B. Though in Africa there are more than 1600 higher education institutes, tertiary education has not been prioritised for decades and the lack of development actions has led to the shortage of skilful human resources and the absence of connection between studies and labour market demands [UNESCO, 2017]. Access to higher education for the general population is at about 5%, just one-fifth of the global average of about 25% [GPE, 2015]. Equally discouraging is the scant participation of individuals with impairments in higher education. Concerning Partner Countries, the data collected from the participant institutions indicate a percentage of 0.02-0.03% (students with impairments in the general student population based on the number of enrolments every
academic year) for Algeria and Tunisia, and 0.01-0.08% for Morocco. From those few enrolled, only the 50%, approximately, graduates.
Similarly, WHO [WHO, 2011] reported that in Africa the participation of children and adolescents in school programmes is limited, while the lack of access to education and training entails exclusion from labour market.
Employment rates in Individuals with impairments combined with increase in state disability costs constitute a significant policy issue [United Nations, 2011]. The economic losses emerge both from direct (social assistance benefits in cash, support services, environmental adaptations, etc.) and indirect (loss of productivity and taxes from individuals with disabilities) costs. Thus, exclusion of students with impairments is a problem not only of the educational sector but also of the economic one.
In this project, we aim to the development of inclusive and accessible distance education programmes as a solution to education and unemployment dead ends for Individuals with impairments in Partner Countries. Accessible distance education programs will provide new opportunities for Individuals with impairments since they may have the ability to participate in education from a physical geographical distance, and attend lifelong learning, and vocational education and training programs with the flexibility that distance education offers.

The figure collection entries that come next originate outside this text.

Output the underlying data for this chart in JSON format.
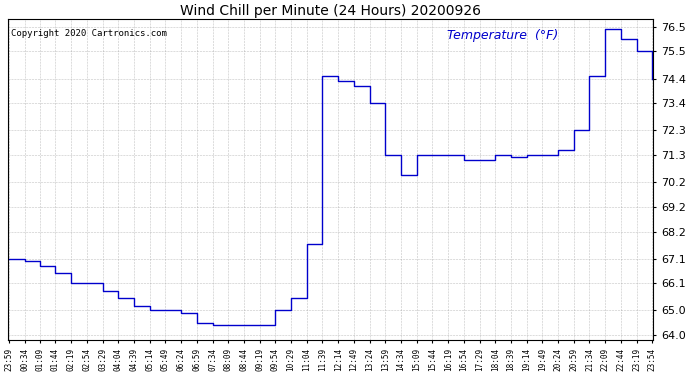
{
  "title": "Wind Chill per Minute (24 Hours) 20200926",
  "copyright": "Copyright 2020 Cartronics.com",
  "legend_label": "Temperature  (°F)",
  "line_color": "#0000CC",
  "background_color": "#ffffff",
  "grid_color": "#999999",
  "ylim": [
    63.8,
    76.8
  ],
  "yticks": [
    64.0,
    65.0,
    66.1,
    67.1,
    68.2,
    69.2,
    70.2,
    71.3,
    72.3,
    73.4,
    74.4,
    75.5,
    76.5
  ],
  "xtick_labels": [
    "23:59",
    "00:34",
    "01:09",
    "01:44",
    "02:19",
    "02:54",
    "03:29",
    "04:04",
    "04:39",
    "05:14",
    "05:49",
    "06:24",
    "06:59",
    "07:34",
    "08:09",
    "08:44",
    "09:19",
    "09:54",
    "10:29",
    "11:04",
    "11:39",
    "12:14",
    "12:49",
    "13:24",
    "13:59",
    "14:34",
    "15:09",
    "15:44",
    "16:19",
    "16:54",
    "17:29",
    "18:04",
    "18:39",
    "19:14",
    "19:49",
    "20:24",
    "20:59",
    "21:34",
    "22:09",
    "22:44",
    "23:19",
    "23:54"
  ],
  "x_values": [
    0,
    35,
    69,
    104,
    139,
    174,
    209,
    244,
    279,
    314,
    349,
    384,
    419,
    454,
    489,
    524,
    559,
    594,
    629,
    664,
    699,
    734,
    769,
    804,
    839,
    874,
    909,
    944,
    979,
    1014,
    1049,
    1084,
    1119,
    1154,
    1189,
    1224,
    1259,
    1294,
    1329,
    1364,
    1399,
    1434
  ],
  "y_shape": [
    67.1,
    67.0,
    66.8,
    66.5,
    66.1,
    66.1,
    65.8,
    65.5,
    65.2,
    65.0,
    65.0,
    64.9,
    64.5,
    64.4,
    64.4,
    64.4,
    64.4,
    65.0,
    65.5,
    67.7,
    74.5,
    74.3,
    74.1,
    73.4,
    71.3,
    70.5,
    71.3,
    71.3,
    71.3,
    71.1,
    71.1,
    71.3,
    71.2,
    71.3,
    71.3,
    71.5,
    72.3,
    74.5,
    76.4,
    76.0,
    75.5,
    74.4
  ],
  "figwidth": 6.9,
  "figheight": 3.75,
  "dpi": 100
}
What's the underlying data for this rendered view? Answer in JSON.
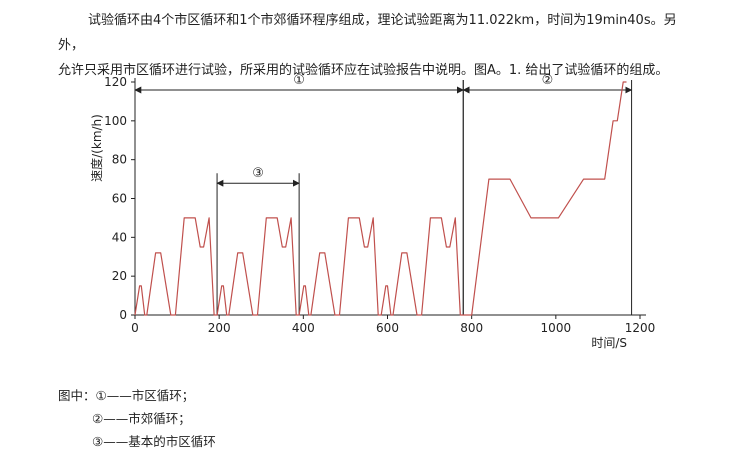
{
  "text": {
    "line1": "试验循环由4个市区循环和1个市郊循环程序组成，理论试验距离为11.022km，时间为19min40s。另外，",
    "line2": "允许只采用市区循环进行试验，所采用的试验循环应在试验报告中说明。图A。1. 给出了试验循环的组成。"
  },
  "legend": {
    "head": "图中：",
    "items": [
      {
        "mark": "①",
        "text": "——市区循环；"
      },
      {
        "mark": "②",
        "text": "——市郊循环；"
      },
      {
        "mark": "③",
        "text": "——基本的市区循环"
      }
    ]
  },
  "chart_data": {
    "type": "line",
    "xlabel": "时间/S",
    "ylabel": "速度/(km/h)",
    "xlim": [
      0,
      1200
    ],
    "ylim": [
      0,
      120
    ],
    "xticks": [
      0,
      200,
      400,
      600,
      800,
      1000,
      1200
    ],
    "yticks": [
      0,
      20,
      40,
      60,
      80,
      100,
      120
    ],
    "grid": false,
    "series_color": "#c0504d",
    "series": [
      {
        "x": [
          0,
          11,
          15,
          23,
          28,
          49,
          61,
          85,
          96,
          117,
          143,
          155,
          163,
          176,
          188,
          195,
          195,
          206,
          210,
          218,
          223,
          244,
          256,
          280,
          291,
          312,
          338,
          350,
          358,
          371,
          383,
          390,
          390,
          401,
          405,
          413,
          418,
          439,
          451,
          475,
          486,
          507,
          533,
          545,
          553,
          566,
          578,
          585,
          585,
          596,
          600,
          608,
          613,
          634,
          646,
          670,
          681,
          702,
          728,
          740,
          748,
          761,
          773,
          780,
          780,
          800,
          841,
          891,
          941,
          1006,
          1066,
          1116,
          1136,
          1146,
          1160,
          1168
        ],
        "y": [
          0,
          15,
          15,
          0,
          0,
          32,
          32,
          0,
          0,
          50,
          50,
          35,
          35,
          50,
          0,
          0,
          0,
          15,
          15,
          0,
          0,
          32,
          32,
          0,
          0,
          50,
          50,
          35,
          35,
          50,
          0,
          0,
          0,
          15,
          15,
          0,
          0,
          32,
          32,
          0,
          0,
          50,
          50,
          35,
          35,
          50,
          0,
          0,
          0,
          15,
          15,
          0,
          0,
          32,
          32,
          0,
          0,
          50,
          50,
          35,
          35,
          50,
          0,
          0,
          0,
          0,
          70,
          70,
          50,
          50,
          70,
          70,
          100,
          100,
          120,
          120
        ]
      }
    ],
    "annotations": [
      {
        "label": "①",
        "x_start": 0,
        "x_end": 780,
        "y": 120
      },
      {
        "label": "②",
        "x_start": 780,
        "x_end": 1180,
        "y": 120
      },
      {
        "label": "③",
        "x_start": 195,
        "x_end": 390,
        "y": 72
      }
    ]
  }
}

Moreover, inclusive approaches have been found to be cost-effective. Though short-term costs may arise (adapting the educational material, training the staff, acquiring equipment), the long-term benefits (i.e., economically active citizens) outweigh them [GSDRC-Helpdesk Research Report, 2012]. Hence, a wide horizon of education and training opportunities for continuity and success in academic course, new and/or job-specific skills acquisition, emerges as a key element towards modernization of higher education in Morocco, Algeria and Tunisia.
Accessible inclusive distance education is a multi-axis project and, consequently, it addresses multiple thematic national priorities and an amalgam of regional priorities resulting in diversification within the region in terms of the objectives – specific and overall, activities, and target groups (cross-cutting priority).
The project InSIDE addresses:
• The introduction of new technologies in higher education. The project presents high relevance to the modernisation of higher education systems since it requires:
a) the equipment of partner institutions with an extended series of (assistive) technology,
b) the update of educational approaches with the establishment of a whole new model (accessible Distance Education),
c) the training for acquisition of new digital and educational skills for administrative and teaching staff, and the learners with and without impairments resulting in the mobilisation of all these stakeholders.
- The equity, access to and democratisation of higher education. The project presents high relevance to the inclusion of disadvantage groups of people since it aims at including individuals with impairments in higher education through the provision of accessibility services by the relative offices, and accessible and inclusive distance education programmes.
- The development of school and vocational education at post-secondary non-tertiary education level, since the project entails in-service training of teachers and reformation
- of their profession within their engagement in a significantly differentiated model of education.
- The internationalisation of higher education institutions through the development of international relations capacities, since with the establishment of accessible and inclusive distance education programmes, a wide horizon of international and intercultural participations both for teachers and students opens.
- The university services, since it requires the establishment of accessibility offices that will ensure accessibility services and guidance for all the students with impairments during distance education programmes and beyond these.